In an era of web-connectedness, however, this model just doesn’t add up. Although it’s taken some time to gain traction in the wider research community (notably, after hard-won backing from funders and governments) open access publishing makes new findings available for free over the web. The model is funded by charging the scientists themselves, who pay for publication from their grants. Crucially, it means that students in poorer countries aren’t denied access to contemporary research due to exorbitant journal subscription fees. This goes some way to leveling out the playing field.
Speaking at a conference to launch the National Year of Mathematics, held last December in Delhi, Singh called on educators to reinforce the value of mathematical study to students. He reminded his audience of mathematics’ relevance, which pervades not only the ‘hard’ sciences, but other areas of human endeavor as well.

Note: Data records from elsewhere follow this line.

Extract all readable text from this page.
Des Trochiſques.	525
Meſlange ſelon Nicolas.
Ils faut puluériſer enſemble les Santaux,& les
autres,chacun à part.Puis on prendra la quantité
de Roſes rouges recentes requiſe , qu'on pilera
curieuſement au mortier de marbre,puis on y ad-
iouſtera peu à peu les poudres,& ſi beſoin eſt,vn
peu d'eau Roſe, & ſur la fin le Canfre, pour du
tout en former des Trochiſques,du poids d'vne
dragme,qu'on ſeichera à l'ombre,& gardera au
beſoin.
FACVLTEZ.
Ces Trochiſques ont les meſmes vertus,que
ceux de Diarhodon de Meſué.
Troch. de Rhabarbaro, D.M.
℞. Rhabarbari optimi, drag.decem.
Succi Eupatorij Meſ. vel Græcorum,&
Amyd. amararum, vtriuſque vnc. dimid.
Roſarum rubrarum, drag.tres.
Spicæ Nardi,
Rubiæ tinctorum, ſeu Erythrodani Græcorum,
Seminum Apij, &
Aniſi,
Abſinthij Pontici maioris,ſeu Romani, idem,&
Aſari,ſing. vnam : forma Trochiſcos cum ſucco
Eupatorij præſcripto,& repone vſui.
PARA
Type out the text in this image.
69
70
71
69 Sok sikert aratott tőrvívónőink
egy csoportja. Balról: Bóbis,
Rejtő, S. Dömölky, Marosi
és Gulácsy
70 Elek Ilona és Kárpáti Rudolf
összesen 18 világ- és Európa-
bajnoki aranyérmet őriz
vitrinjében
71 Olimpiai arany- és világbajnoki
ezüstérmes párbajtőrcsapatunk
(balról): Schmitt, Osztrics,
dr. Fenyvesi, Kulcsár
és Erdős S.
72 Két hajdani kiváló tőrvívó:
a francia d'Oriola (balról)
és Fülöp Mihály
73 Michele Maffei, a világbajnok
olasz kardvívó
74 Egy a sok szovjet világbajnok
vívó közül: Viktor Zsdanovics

“Life sciences did not seem to have much use for mathematics… but lately mathematical interventions have had a tremendous impact on biology…the work of many of the Nobel Laureates in economics is highly mathematical” said Singh.
At the same press conference, Kapil Sibal, minister for human resource development and chair of the National Committee organizing the year-long celebrations, cautioned that even global efforts to improve access to education could not completely eradicate the possibility of a future Ramanujan slipping through the nets.
“The genius in many of our young minds may never be recognized because of extreme poverty,” he said. On the other hand, Sibal suggested, Ramanujan’s story also tells us that, “Students should be encouraged to strike a new path for themselves”. Open access publishing, at least in part, makes this possibility viable.